Cribl today announced general availability of a search capability that makes it simpler to query observability data where it resides without having to first collect and centrally store it.
Nick Heudecker, senior director for market strategy for Cribl, said Cribl Search makes it possible to analyze telemetry data at its point of origin or when it is stored in a low-cost object storage platform to minimize costs.
As the volume of telemetry data being collected continues to grow, DevOps teams are struggling with ingesting it all. Cribl takes advantage of a platform it created to stream and normalize the collection of telemetry data. Cribl Search adds the ability to also query that data at the endpoint where it resides, said Heudecker.

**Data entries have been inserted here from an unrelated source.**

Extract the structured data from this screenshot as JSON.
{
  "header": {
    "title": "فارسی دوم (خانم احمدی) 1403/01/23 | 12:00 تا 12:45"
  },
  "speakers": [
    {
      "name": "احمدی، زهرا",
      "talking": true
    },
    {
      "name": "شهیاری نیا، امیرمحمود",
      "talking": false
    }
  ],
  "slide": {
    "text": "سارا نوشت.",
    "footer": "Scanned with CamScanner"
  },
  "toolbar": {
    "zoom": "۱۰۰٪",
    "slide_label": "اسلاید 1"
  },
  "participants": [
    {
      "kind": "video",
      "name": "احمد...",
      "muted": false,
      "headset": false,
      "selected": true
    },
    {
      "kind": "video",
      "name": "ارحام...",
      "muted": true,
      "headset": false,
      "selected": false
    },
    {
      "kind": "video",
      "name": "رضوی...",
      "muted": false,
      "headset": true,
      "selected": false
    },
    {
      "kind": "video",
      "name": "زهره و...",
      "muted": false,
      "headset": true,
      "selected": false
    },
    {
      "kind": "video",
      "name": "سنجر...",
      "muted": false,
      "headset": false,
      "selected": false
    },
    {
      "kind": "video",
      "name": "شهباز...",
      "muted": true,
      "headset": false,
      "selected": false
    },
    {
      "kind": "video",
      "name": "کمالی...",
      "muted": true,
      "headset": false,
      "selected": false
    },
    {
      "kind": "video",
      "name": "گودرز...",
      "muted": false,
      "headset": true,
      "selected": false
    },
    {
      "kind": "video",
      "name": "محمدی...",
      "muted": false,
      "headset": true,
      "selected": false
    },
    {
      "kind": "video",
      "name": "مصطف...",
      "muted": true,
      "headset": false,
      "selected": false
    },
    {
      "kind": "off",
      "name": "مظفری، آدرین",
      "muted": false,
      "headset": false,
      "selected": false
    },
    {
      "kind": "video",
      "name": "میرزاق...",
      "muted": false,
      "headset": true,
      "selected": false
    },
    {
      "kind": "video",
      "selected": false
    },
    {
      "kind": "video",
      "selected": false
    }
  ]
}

While observability has always been a core tenet of DevOps, achieving it has been a major challenge. In addition to deploying and managing agent software to instrument IT environments, there’s a significant amount of time and effort required to set up the pipelines necessary to transfer data to a platform for storage and analysis. The more data is collected, the greater storage costs become. Cribl is making a case for automating those tasks using a tier of software that abstracts data into a format that can be more easily collected and analyzed.
In general, observability is emerging as the next logical evolution of continuous monitoring. Existing monitoring tools enable DevOps teams to track specific pre-defined metrics. Observability platforms are intended to make it easier to query telemetry data to discover the root cause of an issue that is not being tracked by a set of pre-defined metrics.

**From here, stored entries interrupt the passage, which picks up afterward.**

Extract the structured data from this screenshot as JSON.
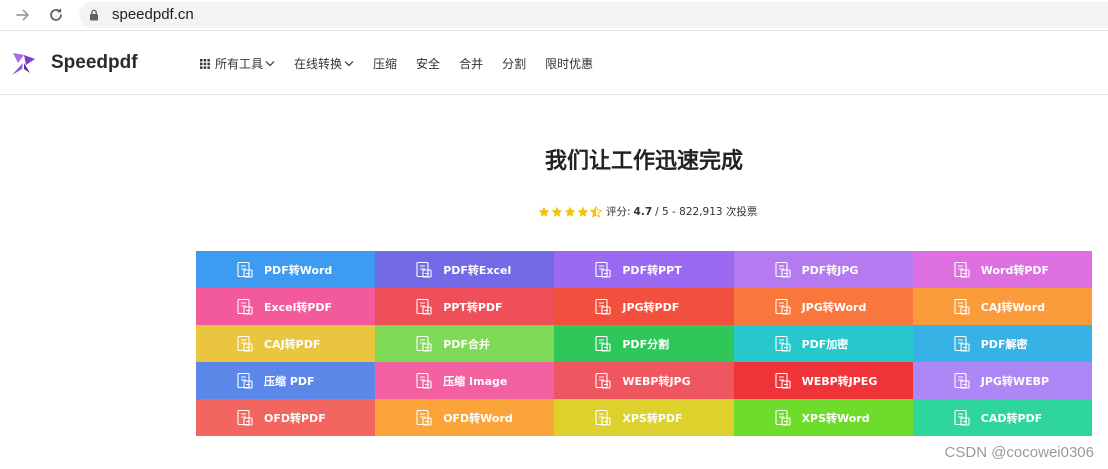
{
  "browser": {
    "url": "speedpdf.cn"
  },
  "header": {
    "logo_text": "Speedpdf",
    "nav": [
      {
        "label": "所有工具",
        "icon": "grid-icon",
        "dropdown": true
      },
      {
        "label": "在线转换",
        "dropdown": true
      },
      {
        "label": "压缩"
      },
      {
        "label": "安全"
      },
      {
        "label": "合并"
      },
      {
        "label": "分割"
      },
      {
        "label": "限时优惠"
      }
    ]
  },
  "hero": {
    "title": "我们让工作迅速完成",
    "rating_prefix": "评分:",
    "rating_value": "4.7",
    "rating_suffix": "/ 5 - 822,913 次投票",
    "stars": 4.7
  },
  "tools": [
    {
      "label": "PDF转Word",
      "color": "#3e9bf2"
    },
    {
      "label": "PDF转Excel",
      "color": "#7469e6"
    },
    {
      "label": "PDF转PPT",
      "color": "#9a6bf2"
    },
    {
      "label": "PDF转JPG",
      "color": "#b57af0"
    },
    {
      "label": "Word转PDF",
      "color": "#dd6fe0"
    },
    {
      "label": "Excel转PDF",
      "color": "#f25a9c"
    },
    {
      "label": "PPT转PDF",
      "color": "#ee4f58"
    },
    {
      "label": "JPG转PDF",
      "color": "#f2503e"
    },
    {
      "label": "JPG转Word",
      "color": "#f8773d"
    },
    {
      "label": "CAJ转Word",
      "color": "#fa9b3c"
    },
    {
      "label": "CAJ转PDF",
      "color": "#e9c540"
    },
    {
      "label": "PDF合并",
      "color": "#7ed957"
    },
    {
      "label": "PDF分割",
      "color": "#2fc75a"
    },
    {
      "label": "PDF加密",
      "color": "#26c8cb"
    },
    {
      "label": "PDF解密",
      "color": "#36b2e5"
    },
    {
      "label": "压缩 PDF",
      "color": "#5b87e8"
    },
    {
      "label": "压缩 Image",
      "color": "#f2609f"
    },
    {
      "label": "WEBP转JPG",
      "color": "#f0565f"
    },
    {
      "label": "WEBP转JPEG",
      "color": "#ee3339"
    },
    {
      "label": "JPG转WEBP",
      "color": "#ad87f6"
    },
    {
      "label": "OFD转PDF",
      "color": "#f2665f"
    },
    {
      "label": "OFD转Word",
      "color": "#fba43a"
    },
    {
      "label": "XPS转PDF",
      "color": "#ddd12e"
    },
    {
      "label": "XPS转Word",
      "color": "#6ddc2b"
    },
    {
      "label": "CAD转PDF",
      "color": "#2fd69b"
    }
  ],
  "watermark": "CSDN @cocowei0306"
}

It’s not clear yet whether IT organizations perceive observability to be an evolution of monitoring or a distinctly separate but complementary capability, but it’s apparent IT teams need a lot more context than they have historically been able to attain using legacy monitoring tools. Each platform used within an enterprise typically comes with its own monitoring tools that are used by the IT teams tasked with managing it. Whenever there is an issue, it’s not uncommon for DevOps teams to spend hours correlating data from multiple tools to ascertain the root cause of a problem. Observability platforms promise to reduce that time and effort by applying analytics to data collected from multiple platforms. The challenge is finding a way to efficiently collect all that data, which in the past has often required a data engineer to build a pipeline spanning multiple sources of telemetry data.
One way or another, observability platforms should make it easier for DevOps teams to manage IT issues more proactively. The goal, as always, is to identify issues before they cause a major disruption. In that sense, it may be difficult to prove the ROI of deploying an observability platform. However, the best IT incident is always going to be the one that never happened or, at the very least, never escalated to a level of noticeable disruption.